By G9ija

Governor Nasir El-Rufai of Kaduna State has cited the long years it takes investments in health, education and other relevant human capital development projects, to materialise as one of the reasons many contemporary Nigerian politicians don’t like to invest in such sectors.

Mr El-Rufai said this in his goodwill message during the Human Capital Development (HCD) communications strategy validation meeting held in Abuja on Tuesday.

The meeting was organised by the National Economic Council’s HCD Core Working Group (CWG) in order to unveil a robust countrywide monitoring and evaluation framework meant to track progress on HCD across the 36 states in the country.

The governor described investments in both education and health as generational, saying it takes not less than 30 years for their results to show, but that politicians only have a four-year term in office with a maximum of eight years if returned for another term.

“Politicians tend to ignore education and healthcare for the reason that when you educate a child the results show long after you leave office, and for healthcare, if you don’t invest in people’s health and they die, they will say it’s an act of God.

“But road constructions, the building of secretariats are clear evidence for politicians to show,” the governor said.

He added that it is not that people do not want a good education and good healthcare facilities but “because we as political leaders run away from difficult strategic decisions and tend to focus on populist fire fighting actions.”

He appealed to his colleagues to imbibe the right culture and “do the right thing.”

“If we all agree that human capital is so important, why are we so backwards? Why are state governments not budgeting at least 25-26 per cent for education and at least 15 per cent for healthcare as recommended by the UN agencies? And when these monies are budgeted why are they not spent in the right ways?”

Nigeria’s HCD programme was launched in March 2018 by the National Economic Council (NEC) at a special meeting convened for the purpose.

The NEC, which is led by the country’s vice president, Yemi Osinbajo, and made up of the 36 states governors of the federation and the Governor of the Central Bank of Nigeria (CBN), Godwin Emefiele, conceptualised the initiative as part of efforts to demonstrate the significance of human capital development in addressing poverty and ensuring participatory and sustainable economic growth.

The programme is also proposed to increase investments in the Nigerian people and improve the human development indices of the country.

In her remarks, Yosola Akinbi, coordinator, The Core Working Group of the Nigeria Governors Forum (NGF), said Nigeria needs to do much more in terms of HCD, and that the initiative is not about the federal or state governments alone, but for the benefit of all.

She said the unveiling of the strategy is to ensure that HCD indices of Nigeria move forward so that the country can be where it is supposed to be in the global pecking order in terms of health and nutrition, education and labour force.

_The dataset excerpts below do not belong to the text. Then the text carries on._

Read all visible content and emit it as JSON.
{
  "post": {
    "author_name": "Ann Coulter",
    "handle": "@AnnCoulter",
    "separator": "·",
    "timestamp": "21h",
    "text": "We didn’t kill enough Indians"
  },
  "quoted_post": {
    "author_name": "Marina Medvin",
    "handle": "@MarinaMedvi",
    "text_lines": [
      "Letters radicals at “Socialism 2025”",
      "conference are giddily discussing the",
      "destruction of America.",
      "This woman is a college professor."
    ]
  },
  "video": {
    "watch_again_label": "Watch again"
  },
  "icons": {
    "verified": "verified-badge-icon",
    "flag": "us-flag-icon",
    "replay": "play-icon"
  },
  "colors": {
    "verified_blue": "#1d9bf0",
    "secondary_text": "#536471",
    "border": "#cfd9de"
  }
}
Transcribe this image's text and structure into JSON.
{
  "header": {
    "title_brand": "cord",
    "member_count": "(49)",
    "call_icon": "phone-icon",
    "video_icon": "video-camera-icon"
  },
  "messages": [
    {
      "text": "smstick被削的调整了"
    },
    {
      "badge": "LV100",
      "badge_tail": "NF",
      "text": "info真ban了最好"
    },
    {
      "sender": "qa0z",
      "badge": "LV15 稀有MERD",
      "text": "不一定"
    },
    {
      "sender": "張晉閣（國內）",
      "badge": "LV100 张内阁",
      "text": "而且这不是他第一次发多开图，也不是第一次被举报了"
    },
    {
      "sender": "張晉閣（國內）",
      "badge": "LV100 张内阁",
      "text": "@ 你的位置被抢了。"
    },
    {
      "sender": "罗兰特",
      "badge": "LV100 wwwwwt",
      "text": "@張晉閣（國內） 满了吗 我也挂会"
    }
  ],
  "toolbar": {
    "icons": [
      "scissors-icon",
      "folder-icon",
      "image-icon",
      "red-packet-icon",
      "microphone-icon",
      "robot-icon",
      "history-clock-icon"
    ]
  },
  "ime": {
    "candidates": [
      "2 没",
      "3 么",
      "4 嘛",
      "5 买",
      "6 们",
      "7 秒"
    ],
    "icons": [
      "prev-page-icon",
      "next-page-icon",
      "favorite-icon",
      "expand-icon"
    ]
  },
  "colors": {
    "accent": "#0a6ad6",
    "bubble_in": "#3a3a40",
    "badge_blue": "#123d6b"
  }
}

Miss Akinbi said the key targets of the programme is to improve nutrition and to reduce childhood stunting by half from 44 to 22 per cent by 2030.

“Among other targets also include doubling primary school enrollment rates from 46 to 90 per cent and as well double youth participation in the labour force from 23 to 46 per cent by 2030 respectively,” she said.

Ade Ipaye, deputy chief of staff to the President, who represented Mr Osinbajo, said the meeting was convened to validate the communication strategy of the HCD in Nigeria.

He said the objectives of the strategy are clear and that it must be properly implemented.

“It is not a strategy designed for the north, west, south or the east, all the nuances must be properly represented,” Mr Ipaye said.

Mr El-Rufai further noted that the most important targets of the strategy are the political leaders.

“The strategy is clear, communication can be improved, we can work on the demand side of human capital development and even the supply side. But until and unless our political leaders realise the imperative of taking very difficult decisions for today so that generations to come will benefit, we will not make any progress,” he added.